Artikel 16 Betaling en terugvordering

  • 1. Het subsidiebedrag wordt overeenkomstig de subsidievaststelling betaald, na aftrek van het reeds op grond van artikel 10 van de verordening verleende voorschot, uiterlijk binnen 8 weken na de subsidievaststelling, tenzij bij de subsidievaststelling een andere termijn is bepaald.

  • 2. Wanneer het vastgestelde subsidiebedrag lager dan wel hoger is dan op grond van artikel 10 van de verordening verleende voorschot, wordt het teveel dan wel te weinig betaalde subsidie teruggevorderd dan wel uitbetaald.

Paragraaf 6 Overgangs- en slotbepalingen

Artikel 17 Intrekking oude beleidsregel

De Beleidsregel subsidiëring Voorschoolse educatie Roermond 2021 wordt ingetrokken, met dien verstande dat hij van toepassing blijft ten aanzien van subsidies die op basis daarvan zijn verleend.

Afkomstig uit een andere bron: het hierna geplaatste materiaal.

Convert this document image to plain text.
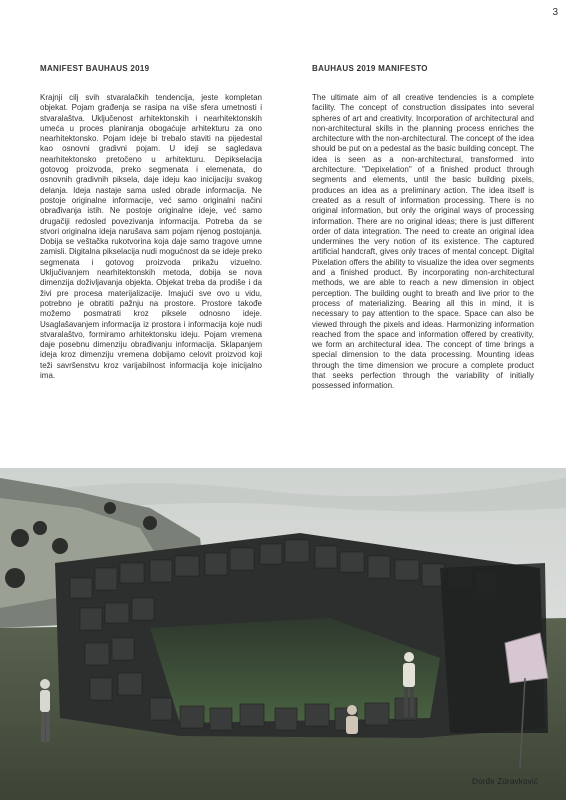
3
MANIFEST BAUHAUS 2019

Krajnji cilj svih stvaralačkih tendencija, jeste kompletan objekat. Pojam građenja se rasipa na više sfera umetnosti i stvaralaštva. Uključenost arhitektonskih i nearhitektonskih umeća u proces planiranja obogaćuje arhitekturu za ono nearhitektonsko. Pojam ideje bi trebalo staviti na pijedestal kao osnovni gradivni pojam. U ideji se sagledava nearhitektonsko pretočeno u arhitekturu. Depikselacija gotovog proizvoda, preko segmenata i elemenata, do osnovnih gradivnih piksela, daje ideju kao inicijaciju svakog delanja. Ideja nastaje sama usled obrade informacija. Ne postoje originalne informacije, već samo originalni načini obrađivanja istih. Ne postoje originalne ideje, već samo drugačiji redosled povezivanja informacija. Potreba da se stvori originalna ideja narušava sam pojam njenog postojanja. Dobija se veštačka rukotvorina koja daje samo tragove umne zamisli. Digitalna pikselacija nudi mogućnost da se ideje preko segmenata i gotovog proizvoda prikažu vizuelno. Uključivanjem nearhitektonskih metoda, dobija se nova dimenzija doživljavanja objekta. Objekat treba da prodiše i da živi pre procesa materijalizacije. Imajući sve ovo u vidu, potrebno je obratiti pažnju na prostore. Prostore takođe možemo posmatrati kroz piksele odnosno ideje. Usaglašavanjem informacija iz prostora i informacija koje nudi stvaralaštvo, formiramo arhitektonsku ideju. Pojam vremena daje posebnu dimenziju obrađivanju informacija. Sklapanjem ideja kroz dimenziju vremena dobijamo celovit proizvod koji teži savršenstvu kroz varijabilnost informacija koje inicijalno ima.

BAUHAUS 2019 MANIFESTO

The ultimate aim of all creative tendencies is a complete facility. The concept of construction dissipates into several spheres of art and creativity. Incorporation of architectural and non-architectural skills in the planning process enriches the architecture with the non-architectural. The concept of the idea should be put on a pedestal as the basic building concept. The idea is seen as a non-architectural, transformed into architecture. "Depixelation" of a finished product through segments and elements, until the basic building pixels, produces an idea as a preliminary action. The idea itself is created as a result of information processing. There is no original information, but only the original ways of processing information. There are no original ideas; there is just different order of data integration. The need to create an original idea undermines the very notion of its existence. The captured artificial handcraft, gives only traces of mental concept. Digital Pixelation offers the ability to visualize the idea over segments and a finished product. By incorporating non-architectural methods, we are able to reach a new dimension in object perception. The building ought to breath and live prior to the process of materializing. Bearing all this in mind, it is necessary to pay attention to the space. Space can also be viewed through the pixels and ideas. Harmonizing information reached from the space and information offered by creativity, we form an architectural idea. The concept of time brings a special dimension to the data processing. Mounting ideas through the time dimension we procure a complete product that seeks perfection through the variability of initially possessed information.

Đorđe Zdravković
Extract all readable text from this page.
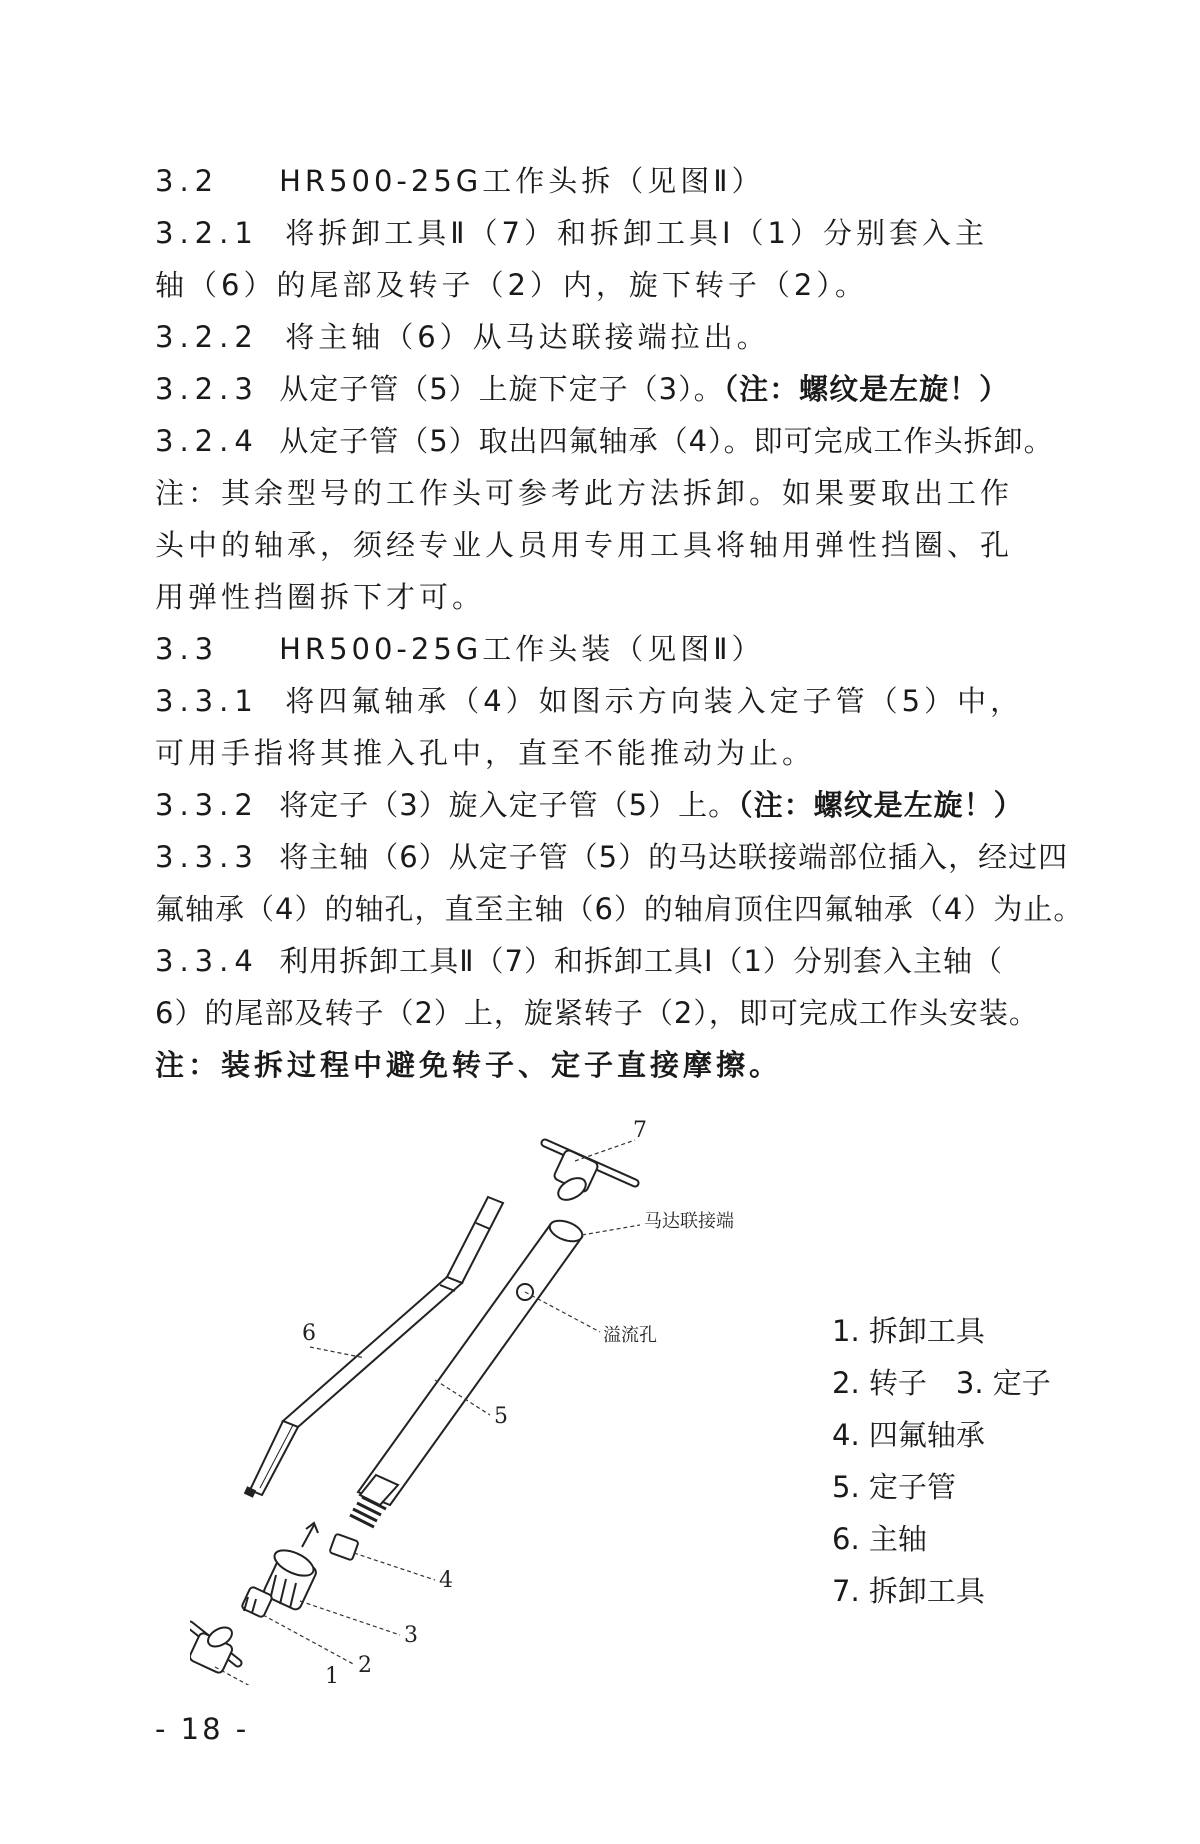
3.2 HR500-25G工作头拆（见图Ⅱ）
3.2.1 将拆卸工具Ⅱ（7）和拆卸工具Ⅰ（1）分别套入主
轴（6）的尾部及转子（2）内，旋下转子（2）。
3.2.2 将主轴（6）从马达联接端拉出。
3.2.3 从定子管（5）上旋下定子（3）。（注：螺纹是左旋！）
3.2.4 从定子管（5）取出四氟轴承（4）。即可完成工作头拆卸。
注：其余型号的工作头可参考此方法拆卸。如果要取出工作
头中的轴承，须经专业人员用专用工具将轴用弹性挡圈、孔
用弹性挡圈拆下才可。
3.3 HR500-25G工作头装（见图Ⅱ）
3.3.1 将四氟轴承（4）如图示方向装入定子管（5）中，
可用手指将其推入孔中，直至不能推动为止。
3.3.2 将定子（3）旋入定子管（5）上。（注：螺纹是左旋！）
3.3.3 将主轴（6）从定子管（5）的马达联接端部位插入，经过四
氟轴承（4）的轴孔，直至主轴（6）的轴肩顶住四氟轴承（4）为止。
3.3.4 利用拆卸工具Ⅱ（7）和拆卸工具Ⅰ（1）分别套入主轴（
6）的尾部及转子（2）上，旋紧转子（2），即可完成工作头安装。
注：装拆过程中避免转子、定子直接摩擦。
7
马达联接端
溢流孔
6
5
4
3
2
1
1. 拆卸工具
2. 转子　3. 定子
4. 四氟轴承
5. 定子管
6. 主轴
7. 拆卸工具
- 18 -
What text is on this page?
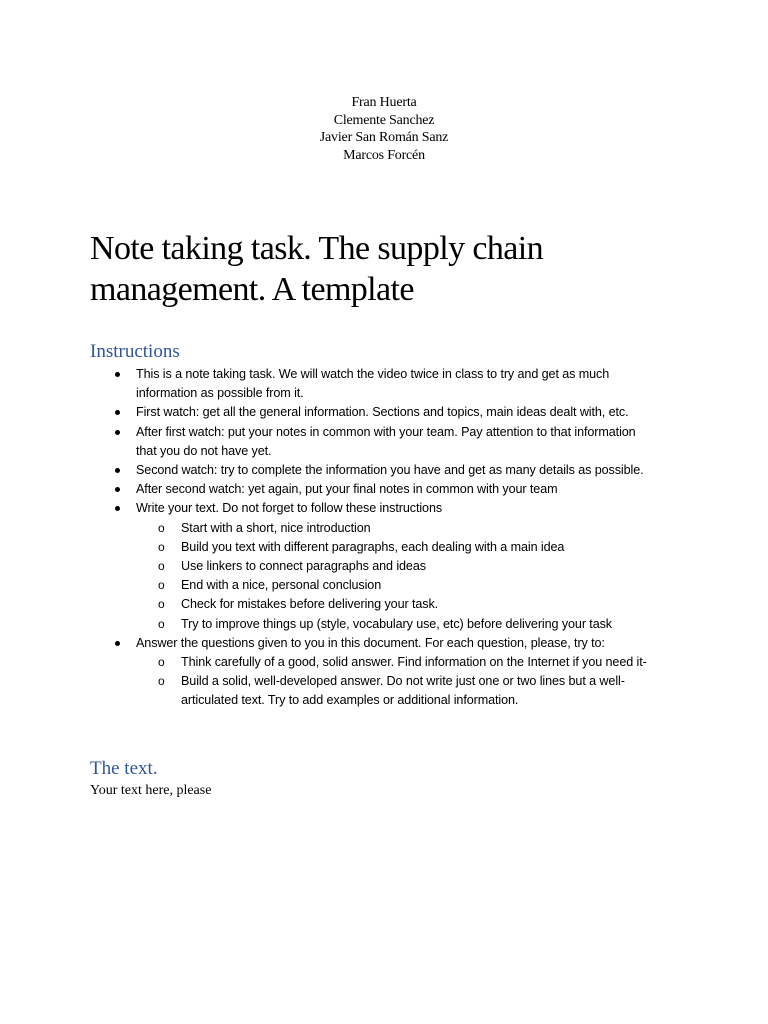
Fran Huerta
Clemente Sanchez
Javier San Román Sanz
Marcos Forcén
Note taking task. The supply chain
management. A template
Instructions
This is a note taking task. We will watch the video twice in class to try and get as much
information as possible from it.
First watch: get all the general information. Sections and topics, main ideas dealt with, etc.
After first watch: put your notes in common with your team. Pay attention to that information
that you do not have yet.
Second watch: try to complete the information you have and get as many details as possible.
After second watch: yet again, put your final notes in common with your team
Write your text. Do not forget to follow these instructions
o Start with a short, nice introduction
o Build you text with different paragraphs, each dealing with a main idea
o Use linkers to connect paragraphs and ideas
o End with a nice, personal conclusion
o Check for mistakes before delivering your task.
o Try to improve things up (style, vocabulary use, etc) before delivering your task
Answer the questions given to you in this document. For each question, please, try to:
o Think carefully of a good, solid answer. Find information on the Internet if you need it-
o Build a solid, well-developed answer. Do not write just one or two lines but a well-
articulated text. Try to add examples or additional information.
The text.
Your text here, please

Artikel 18 Inwerkingtreding en citeertitel

  • 1. Deze nadere regels treden in werking met ingang van de dag na de datum van uitgifte van het Gemeenteblad waarin hij wordt geplaatst.

  • 2. Deze nadere regels worden aangehaald als: “Nadere regels peuterprogramma en zomerscholen Roermond 2025”.

Ondertekening

Aldus vastgesteld door het college van burgemeester en wethouders van de gemeente Roermond in zijn vergadering van 17 december 2024.